If you want to actually be a good youth hockey coach you will need to take a different approach. The journey might be a little bumpier but it will be a lot more enjoyable.
First of all you will need to detach yourself from your ego. If you want to make it all about you, then you should definitely not coach kids. Go and play in an adult league where you can be the star or play in a fantasy league where you can get satisfaction in making all of the right moves that the NHL coaches and GM’s just can’t seem to make.
If you can park your ego, you might be ready to coach kids. But you have to be willing to accept that your role is to coach the kids, all of the kids, and not take advantage of them. As John F. Kennedy (I think he was the first coach of the Capitals) once said, “Ask not what your players can do for you, but what you can do for your players.” Or something along those lines.
A good coach strives for improvement in all of the players on the team. A good coach takes pride in the improvement in all players on the team. Good coaches provide the opportunity for all players to play in all situations. How would you know how a player will react in a situation if they are never given the chance? How do players have a chance to learn and improve from experience if never given the opportunity?
Good coaches don’t wait for the opportunity to replace their weaker players at the next tryout. They coach those players to give them the chance to improve so they are not longer a “weaker player”.
Good coaches don’t exploit the advantages that the early maturing kids enjoy, being bigger and stronger and faster than most of the others.

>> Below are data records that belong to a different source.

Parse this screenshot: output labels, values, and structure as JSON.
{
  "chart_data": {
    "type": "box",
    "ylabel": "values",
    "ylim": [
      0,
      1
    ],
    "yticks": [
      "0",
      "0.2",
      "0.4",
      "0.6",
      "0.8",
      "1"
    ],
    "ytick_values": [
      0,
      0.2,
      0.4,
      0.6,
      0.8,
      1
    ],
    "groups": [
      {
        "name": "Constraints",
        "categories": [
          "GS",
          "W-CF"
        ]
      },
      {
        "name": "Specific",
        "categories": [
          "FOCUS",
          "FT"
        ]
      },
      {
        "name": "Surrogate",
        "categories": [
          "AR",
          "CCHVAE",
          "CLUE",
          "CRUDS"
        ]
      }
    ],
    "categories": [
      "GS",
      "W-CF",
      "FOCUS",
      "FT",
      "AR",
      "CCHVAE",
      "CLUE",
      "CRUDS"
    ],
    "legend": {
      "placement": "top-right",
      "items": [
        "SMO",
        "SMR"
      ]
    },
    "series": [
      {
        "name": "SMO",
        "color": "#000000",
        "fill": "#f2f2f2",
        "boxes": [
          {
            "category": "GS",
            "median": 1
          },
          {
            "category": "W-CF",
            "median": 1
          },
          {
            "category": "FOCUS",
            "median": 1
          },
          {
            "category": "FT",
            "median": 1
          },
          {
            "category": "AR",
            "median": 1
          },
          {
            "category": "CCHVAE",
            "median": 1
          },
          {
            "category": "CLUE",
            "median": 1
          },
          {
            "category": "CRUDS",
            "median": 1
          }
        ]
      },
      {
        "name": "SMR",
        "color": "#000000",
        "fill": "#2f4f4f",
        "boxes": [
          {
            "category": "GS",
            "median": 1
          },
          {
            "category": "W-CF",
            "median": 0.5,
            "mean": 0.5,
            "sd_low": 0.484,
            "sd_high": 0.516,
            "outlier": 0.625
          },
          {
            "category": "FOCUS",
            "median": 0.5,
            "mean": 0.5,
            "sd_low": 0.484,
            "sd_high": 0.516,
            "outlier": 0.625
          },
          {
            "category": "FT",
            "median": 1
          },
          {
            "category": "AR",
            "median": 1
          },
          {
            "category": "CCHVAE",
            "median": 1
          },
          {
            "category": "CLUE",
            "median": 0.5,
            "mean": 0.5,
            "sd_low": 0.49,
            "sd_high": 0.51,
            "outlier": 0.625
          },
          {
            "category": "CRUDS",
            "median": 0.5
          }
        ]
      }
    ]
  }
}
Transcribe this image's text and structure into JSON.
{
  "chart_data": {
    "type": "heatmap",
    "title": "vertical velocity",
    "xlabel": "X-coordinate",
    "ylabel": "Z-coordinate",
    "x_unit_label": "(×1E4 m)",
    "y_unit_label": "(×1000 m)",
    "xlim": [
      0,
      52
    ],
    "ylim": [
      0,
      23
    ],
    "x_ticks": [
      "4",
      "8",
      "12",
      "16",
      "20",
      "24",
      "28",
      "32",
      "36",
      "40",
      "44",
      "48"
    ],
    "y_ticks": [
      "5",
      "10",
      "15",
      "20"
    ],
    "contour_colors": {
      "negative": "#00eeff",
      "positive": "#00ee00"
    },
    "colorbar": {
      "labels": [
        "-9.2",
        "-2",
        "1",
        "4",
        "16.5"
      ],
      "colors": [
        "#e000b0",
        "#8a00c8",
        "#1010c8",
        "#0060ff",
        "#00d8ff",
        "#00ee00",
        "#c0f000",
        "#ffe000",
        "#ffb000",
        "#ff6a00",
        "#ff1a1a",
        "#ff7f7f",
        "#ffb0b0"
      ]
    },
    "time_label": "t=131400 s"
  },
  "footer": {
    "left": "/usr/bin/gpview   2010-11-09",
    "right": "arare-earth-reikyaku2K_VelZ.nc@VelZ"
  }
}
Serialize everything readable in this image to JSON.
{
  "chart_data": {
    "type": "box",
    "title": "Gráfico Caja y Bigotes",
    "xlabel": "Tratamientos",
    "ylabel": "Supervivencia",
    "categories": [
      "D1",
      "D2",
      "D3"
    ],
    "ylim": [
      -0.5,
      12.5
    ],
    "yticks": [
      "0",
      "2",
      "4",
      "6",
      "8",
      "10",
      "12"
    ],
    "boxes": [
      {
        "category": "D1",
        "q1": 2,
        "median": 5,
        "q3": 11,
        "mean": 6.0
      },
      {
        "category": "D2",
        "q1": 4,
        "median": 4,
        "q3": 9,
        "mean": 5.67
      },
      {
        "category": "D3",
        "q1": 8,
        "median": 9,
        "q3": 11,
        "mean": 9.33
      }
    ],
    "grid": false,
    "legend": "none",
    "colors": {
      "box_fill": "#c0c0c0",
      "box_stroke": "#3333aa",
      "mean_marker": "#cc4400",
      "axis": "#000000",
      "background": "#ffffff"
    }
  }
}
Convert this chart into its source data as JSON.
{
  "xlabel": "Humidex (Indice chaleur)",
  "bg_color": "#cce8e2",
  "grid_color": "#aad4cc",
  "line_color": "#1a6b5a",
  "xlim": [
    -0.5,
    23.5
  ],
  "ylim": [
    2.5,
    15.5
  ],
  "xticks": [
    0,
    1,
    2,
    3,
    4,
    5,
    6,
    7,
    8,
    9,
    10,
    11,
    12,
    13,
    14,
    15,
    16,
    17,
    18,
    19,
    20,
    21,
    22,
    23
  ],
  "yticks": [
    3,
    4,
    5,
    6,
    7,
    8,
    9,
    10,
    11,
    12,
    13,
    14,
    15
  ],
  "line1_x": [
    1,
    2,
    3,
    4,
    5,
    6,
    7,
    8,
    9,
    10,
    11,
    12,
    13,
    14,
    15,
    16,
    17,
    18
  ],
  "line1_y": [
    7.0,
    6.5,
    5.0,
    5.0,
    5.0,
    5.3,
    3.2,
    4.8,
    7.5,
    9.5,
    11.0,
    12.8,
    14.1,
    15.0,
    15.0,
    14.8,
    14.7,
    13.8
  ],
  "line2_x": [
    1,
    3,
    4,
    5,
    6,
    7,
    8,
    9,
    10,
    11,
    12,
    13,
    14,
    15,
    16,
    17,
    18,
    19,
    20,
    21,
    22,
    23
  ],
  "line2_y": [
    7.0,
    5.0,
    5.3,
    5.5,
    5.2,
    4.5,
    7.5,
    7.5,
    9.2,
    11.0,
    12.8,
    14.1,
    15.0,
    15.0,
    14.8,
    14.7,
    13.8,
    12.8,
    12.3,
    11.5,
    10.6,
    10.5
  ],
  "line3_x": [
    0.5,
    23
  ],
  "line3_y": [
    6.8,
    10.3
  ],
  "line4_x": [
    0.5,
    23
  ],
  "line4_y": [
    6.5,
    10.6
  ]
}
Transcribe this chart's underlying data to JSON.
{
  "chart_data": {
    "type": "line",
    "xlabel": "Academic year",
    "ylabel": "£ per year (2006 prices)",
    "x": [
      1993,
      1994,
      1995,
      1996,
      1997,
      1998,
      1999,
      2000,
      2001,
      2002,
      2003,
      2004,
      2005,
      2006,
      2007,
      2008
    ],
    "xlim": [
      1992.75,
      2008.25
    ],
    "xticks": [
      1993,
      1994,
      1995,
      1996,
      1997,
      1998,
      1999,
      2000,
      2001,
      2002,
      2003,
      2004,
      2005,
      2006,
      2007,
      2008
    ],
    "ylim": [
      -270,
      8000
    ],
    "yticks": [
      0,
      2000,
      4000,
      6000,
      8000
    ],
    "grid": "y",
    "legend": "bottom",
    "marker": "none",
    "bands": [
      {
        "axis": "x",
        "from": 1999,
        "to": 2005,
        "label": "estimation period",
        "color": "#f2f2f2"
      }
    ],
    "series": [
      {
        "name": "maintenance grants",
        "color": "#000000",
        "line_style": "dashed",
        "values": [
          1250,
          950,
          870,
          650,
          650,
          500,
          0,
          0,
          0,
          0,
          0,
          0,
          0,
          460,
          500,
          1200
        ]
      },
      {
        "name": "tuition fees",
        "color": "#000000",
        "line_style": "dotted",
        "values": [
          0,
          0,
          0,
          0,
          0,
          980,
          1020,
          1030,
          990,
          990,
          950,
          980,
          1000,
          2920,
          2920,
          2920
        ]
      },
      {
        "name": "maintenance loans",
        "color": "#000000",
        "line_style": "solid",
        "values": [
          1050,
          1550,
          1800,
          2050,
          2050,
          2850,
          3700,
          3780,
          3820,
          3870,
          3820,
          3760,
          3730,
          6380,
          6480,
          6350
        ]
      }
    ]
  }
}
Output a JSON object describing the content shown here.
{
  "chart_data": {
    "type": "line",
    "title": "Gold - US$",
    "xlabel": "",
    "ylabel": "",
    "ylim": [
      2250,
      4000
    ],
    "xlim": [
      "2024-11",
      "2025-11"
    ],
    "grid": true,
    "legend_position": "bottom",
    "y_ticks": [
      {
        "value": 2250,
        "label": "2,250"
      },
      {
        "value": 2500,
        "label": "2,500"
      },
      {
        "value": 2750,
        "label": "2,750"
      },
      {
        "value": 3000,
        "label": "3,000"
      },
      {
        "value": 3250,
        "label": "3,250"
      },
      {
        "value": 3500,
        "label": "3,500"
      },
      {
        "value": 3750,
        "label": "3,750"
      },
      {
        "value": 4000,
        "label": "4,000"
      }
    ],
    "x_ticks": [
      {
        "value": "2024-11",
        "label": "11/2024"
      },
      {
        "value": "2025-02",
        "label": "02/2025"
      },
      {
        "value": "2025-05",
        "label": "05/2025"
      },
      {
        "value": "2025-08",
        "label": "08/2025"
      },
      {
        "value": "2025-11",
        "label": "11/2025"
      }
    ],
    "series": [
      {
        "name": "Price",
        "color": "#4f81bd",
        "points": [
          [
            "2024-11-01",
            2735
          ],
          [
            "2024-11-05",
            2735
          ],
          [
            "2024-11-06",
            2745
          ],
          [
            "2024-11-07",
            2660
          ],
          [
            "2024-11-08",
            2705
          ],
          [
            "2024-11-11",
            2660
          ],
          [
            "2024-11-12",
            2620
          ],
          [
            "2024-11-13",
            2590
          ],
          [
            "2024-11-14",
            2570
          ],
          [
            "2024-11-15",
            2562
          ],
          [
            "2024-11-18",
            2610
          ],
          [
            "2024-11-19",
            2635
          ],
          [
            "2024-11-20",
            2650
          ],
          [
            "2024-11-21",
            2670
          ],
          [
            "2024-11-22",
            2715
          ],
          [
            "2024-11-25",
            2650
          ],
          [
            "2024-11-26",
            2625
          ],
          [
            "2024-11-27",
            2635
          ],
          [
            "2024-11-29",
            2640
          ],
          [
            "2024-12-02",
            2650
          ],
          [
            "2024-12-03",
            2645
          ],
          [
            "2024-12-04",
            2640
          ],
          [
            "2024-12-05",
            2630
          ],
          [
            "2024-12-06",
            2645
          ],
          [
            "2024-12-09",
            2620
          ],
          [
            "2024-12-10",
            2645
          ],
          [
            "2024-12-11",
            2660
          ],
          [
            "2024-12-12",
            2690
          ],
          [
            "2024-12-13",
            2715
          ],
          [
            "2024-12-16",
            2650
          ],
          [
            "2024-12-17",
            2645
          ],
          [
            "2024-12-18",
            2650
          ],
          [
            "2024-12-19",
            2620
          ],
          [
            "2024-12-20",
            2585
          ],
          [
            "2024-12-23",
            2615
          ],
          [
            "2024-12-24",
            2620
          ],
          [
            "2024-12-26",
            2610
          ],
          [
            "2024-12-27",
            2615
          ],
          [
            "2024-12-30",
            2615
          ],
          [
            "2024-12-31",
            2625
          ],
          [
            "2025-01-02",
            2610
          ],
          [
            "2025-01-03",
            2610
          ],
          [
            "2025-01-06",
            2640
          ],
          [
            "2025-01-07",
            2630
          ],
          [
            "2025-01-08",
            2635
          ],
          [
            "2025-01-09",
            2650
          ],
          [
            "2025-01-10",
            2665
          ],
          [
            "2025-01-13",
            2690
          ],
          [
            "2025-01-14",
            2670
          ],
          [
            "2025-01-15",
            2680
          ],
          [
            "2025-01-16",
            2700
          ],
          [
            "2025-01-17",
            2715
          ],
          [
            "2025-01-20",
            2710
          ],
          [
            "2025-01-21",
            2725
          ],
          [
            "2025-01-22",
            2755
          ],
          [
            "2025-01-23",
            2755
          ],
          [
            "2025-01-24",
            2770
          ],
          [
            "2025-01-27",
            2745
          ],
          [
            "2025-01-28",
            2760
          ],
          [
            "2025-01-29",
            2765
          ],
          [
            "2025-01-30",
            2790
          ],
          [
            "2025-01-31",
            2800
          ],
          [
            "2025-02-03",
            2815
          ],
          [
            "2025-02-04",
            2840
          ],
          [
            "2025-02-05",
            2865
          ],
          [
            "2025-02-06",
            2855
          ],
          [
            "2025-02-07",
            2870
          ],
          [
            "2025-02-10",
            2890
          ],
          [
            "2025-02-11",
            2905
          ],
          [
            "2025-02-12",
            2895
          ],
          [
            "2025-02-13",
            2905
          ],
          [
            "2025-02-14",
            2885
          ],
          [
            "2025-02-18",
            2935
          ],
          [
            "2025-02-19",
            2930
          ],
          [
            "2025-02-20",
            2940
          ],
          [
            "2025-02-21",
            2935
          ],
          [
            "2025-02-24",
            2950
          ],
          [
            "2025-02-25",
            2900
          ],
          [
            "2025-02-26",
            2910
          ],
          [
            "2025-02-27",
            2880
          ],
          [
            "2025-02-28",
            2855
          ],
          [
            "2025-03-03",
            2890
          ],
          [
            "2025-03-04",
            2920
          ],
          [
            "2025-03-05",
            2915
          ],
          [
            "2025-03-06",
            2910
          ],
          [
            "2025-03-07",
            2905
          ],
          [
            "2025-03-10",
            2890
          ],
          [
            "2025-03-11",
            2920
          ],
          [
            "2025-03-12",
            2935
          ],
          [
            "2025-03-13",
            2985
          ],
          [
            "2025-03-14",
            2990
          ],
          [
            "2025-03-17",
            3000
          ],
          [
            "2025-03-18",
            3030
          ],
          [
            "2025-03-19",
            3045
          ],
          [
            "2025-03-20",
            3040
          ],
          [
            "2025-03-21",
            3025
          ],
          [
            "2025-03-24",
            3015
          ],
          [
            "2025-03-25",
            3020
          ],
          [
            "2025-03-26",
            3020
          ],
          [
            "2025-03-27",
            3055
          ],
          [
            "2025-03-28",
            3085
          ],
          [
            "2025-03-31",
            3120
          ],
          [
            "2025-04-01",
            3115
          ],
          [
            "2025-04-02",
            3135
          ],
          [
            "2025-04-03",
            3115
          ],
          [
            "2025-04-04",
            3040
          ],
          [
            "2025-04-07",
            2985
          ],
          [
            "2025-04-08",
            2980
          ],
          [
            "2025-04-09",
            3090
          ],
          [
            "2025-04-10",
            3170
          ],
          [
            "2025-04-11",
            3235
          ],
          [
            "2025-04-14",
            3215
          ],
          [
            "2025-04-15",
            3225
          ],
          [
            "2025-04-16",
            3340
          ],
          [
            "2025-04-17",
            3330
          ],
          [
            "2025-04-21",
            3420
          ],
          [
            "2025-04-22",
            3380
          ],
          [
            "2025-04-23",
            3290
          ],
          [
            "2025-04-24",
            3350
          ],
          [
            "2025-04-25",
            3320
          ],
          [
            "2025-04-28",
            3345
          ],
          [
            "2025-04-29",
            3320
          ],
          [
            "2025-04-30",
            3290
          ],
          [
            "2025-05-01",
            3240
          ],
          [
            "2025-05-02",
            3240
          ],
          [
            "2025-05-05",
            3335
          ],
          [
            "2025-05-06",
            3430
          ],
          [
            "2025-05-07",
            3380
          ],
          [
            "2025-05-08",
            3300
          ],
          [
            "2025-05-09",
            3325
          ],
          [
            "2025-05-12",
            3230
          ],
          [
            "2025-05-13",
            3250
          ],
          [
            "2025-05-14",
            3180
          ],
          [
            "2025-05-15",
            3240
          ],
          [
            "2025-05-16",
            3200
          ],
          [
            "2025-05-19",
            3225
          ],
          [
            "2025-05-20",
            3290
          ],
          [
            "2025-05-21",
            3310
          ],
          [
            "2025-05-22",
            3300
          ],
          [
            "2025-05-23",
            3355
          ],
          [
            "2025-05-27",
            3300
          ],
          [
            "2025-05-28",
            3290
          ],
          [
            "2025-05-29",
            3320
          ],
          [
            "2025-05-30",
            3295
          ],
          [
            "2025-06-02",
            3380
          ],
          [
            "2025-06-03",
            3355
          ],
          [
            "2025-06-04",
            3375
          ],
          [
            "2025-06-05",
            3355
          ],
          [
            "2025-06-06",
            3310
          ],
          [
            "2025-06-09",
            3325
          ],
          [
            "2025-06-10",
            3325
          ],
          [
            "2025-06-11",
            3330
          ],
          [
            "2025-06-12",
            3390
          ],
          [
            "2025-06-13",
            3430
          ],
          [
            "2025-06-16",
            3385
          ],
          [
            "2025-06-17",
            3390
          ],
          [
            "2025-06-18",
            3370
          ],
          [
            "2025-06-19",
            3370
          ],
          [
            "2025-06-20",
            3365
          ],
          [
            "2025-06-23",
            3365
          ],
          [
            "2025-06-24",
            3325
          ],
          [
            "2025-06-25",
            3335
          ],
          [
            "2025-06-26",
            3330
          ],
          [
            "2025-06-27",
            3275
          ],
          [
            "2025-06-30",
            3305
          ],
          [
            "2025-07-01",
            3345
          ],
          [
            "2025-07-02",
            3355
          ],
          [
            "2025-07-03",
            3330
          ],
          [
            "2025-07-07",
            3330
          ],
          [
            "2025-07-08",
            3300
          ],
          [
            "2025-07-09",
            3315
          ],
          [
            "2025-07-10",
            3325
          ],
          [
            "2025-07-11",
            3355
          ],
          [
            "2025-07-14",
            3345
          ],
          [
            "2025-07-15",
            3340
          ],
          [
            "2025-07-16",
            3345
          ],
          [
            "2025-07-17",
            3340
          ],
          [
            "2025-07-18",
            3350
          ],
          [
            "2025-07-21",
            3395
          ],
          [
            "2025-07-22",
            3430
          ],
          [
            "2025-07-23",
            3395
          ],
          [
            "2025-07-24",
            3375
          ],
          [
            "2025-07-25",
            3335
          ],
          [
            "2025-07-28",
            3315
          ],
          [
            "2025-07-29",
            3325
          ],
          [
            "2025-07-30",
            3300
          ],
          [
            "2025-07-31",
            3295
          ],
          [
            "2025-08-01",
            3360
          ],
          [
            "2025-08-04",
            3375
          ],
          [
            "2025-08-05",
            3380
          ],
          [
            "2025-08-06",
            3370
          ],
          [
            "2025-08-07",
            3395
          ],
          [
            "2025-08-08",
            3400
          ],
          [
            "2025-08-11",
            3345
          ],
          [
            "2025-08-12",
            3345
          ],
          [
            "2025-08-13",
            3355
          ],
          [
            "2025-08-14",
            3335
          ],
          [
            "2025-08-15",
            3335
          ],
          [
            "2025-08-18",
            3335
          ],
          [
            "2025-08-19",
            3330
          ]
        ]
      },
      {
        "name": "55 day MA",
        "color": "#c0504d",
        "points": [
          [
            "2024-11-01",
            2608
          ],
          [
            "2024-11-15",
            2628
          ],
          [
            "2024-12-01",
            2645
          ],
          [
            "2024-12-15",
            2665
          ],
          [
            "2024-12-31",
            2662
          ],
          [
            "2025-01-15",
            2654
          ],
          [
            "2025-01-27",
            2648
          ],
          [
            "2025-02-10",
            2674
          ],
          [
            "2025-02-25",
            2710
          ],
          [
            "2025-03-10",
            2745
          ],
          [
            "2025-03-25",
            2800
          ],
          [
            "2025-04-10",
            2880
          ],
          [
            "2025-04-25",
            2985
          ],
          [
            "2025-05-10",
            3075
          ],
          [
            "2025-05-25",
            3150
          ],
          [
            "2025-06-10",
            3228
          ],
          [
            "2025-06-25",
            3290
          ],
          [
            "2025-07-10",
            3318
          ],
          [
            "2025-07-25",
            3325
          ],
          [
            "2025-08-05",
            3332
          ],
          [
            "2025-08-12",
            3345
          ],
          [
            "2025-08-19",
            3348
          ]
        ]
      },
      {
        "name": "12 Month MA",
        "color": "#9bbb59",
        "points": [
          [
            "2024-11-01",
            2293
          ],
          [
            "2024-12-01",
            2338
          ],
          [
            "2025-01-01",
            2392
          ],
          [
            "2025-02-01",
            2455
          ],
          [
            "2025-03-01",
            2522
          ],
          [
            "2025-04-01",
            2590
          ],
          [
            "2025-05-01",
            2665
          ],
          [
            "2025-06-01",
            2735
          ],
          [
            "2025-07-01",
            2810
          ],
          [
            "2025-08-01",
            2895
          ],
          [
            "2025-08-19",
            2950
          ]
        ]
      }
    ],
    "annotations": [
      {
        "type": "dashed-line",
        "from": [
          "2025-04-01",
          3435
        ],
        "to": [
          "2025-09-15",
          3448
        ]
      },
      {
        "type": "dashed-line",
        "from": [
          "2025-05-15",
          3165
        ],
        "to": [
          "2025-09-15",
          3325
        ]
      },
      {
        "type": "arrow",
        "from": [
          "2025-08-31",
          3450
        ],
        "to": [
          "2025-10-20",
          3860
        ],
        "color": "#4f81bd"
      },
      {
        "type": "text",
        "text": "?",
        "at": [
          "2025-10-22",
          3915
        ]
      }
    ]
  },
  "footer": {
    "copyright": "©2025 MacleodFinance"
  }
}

Good coaches know that at some point, nature evens the playing field and the others catch up. If the early maturing players aren’t taught how to play the game properly and rely solely on the early physical gifts they received, they will quickly be passed by. How is allowing that to happen considered good coaching?
But most of all, good coaches know and understand that an approach that allows for harmony in the short-term (what is best for the team) and in the long-term (what is best for individual players) is much, much, more important than coach-term (what is best for the coach's reputation).